Wednesday, October 30, 2002

Anti-Terrorism: a History of Abuses


Terrorism and the Constitution: Sacrificing Civil Liberties in the Name of National Security, David Cole and James X. Dempsey, (New Press 2002)

In 1999, Georgetown University Law professor David Cole and the Center for Democracy and Technology's James Dempsey published the first edition of their work Terrorism and the Constitution: Sacrificing Civil Liberties in the Name of National Security. It detailed the enactment of the 1996 Antiterrorism and Effective Death Penalty Act--which, at the time, was famous not so much for its terrorism provision, but rather for its draconian pro-death penalty and anti-habeas corpus provisions.

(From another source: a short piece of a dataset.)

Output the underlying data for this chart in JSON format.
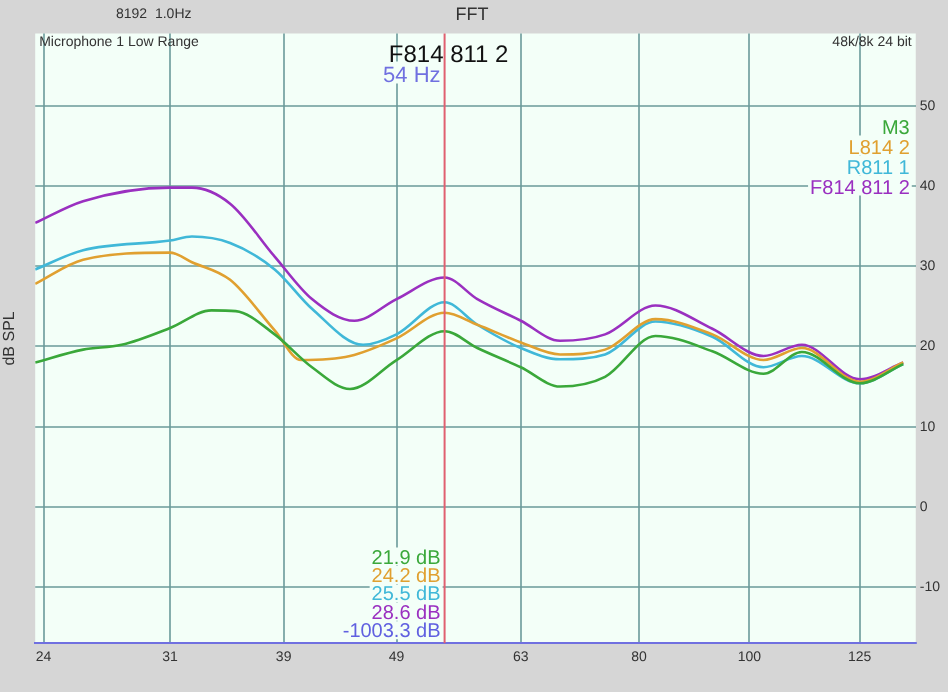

This year brings the book's second edition--updated to account for recent developments in the "war on terrorism." The authors detail the Clinton administration's use of the Antiterrorism Act and examine the enactment and scope of the USA PATRIOT Act--a hastily enacted, post-9/11 law that gives the government wide-sweeping surveillance powers over American citizens.

Throughout Terrorism and the Constitution, Cole and Dempsey diverge from popular opinion by insisting that civil liberties, far from being a threat to national security, are the essence of America. What are we "fighting" for in this war on terrorism, they ask, if not to protect our way of life--which has personal liberty at its very core?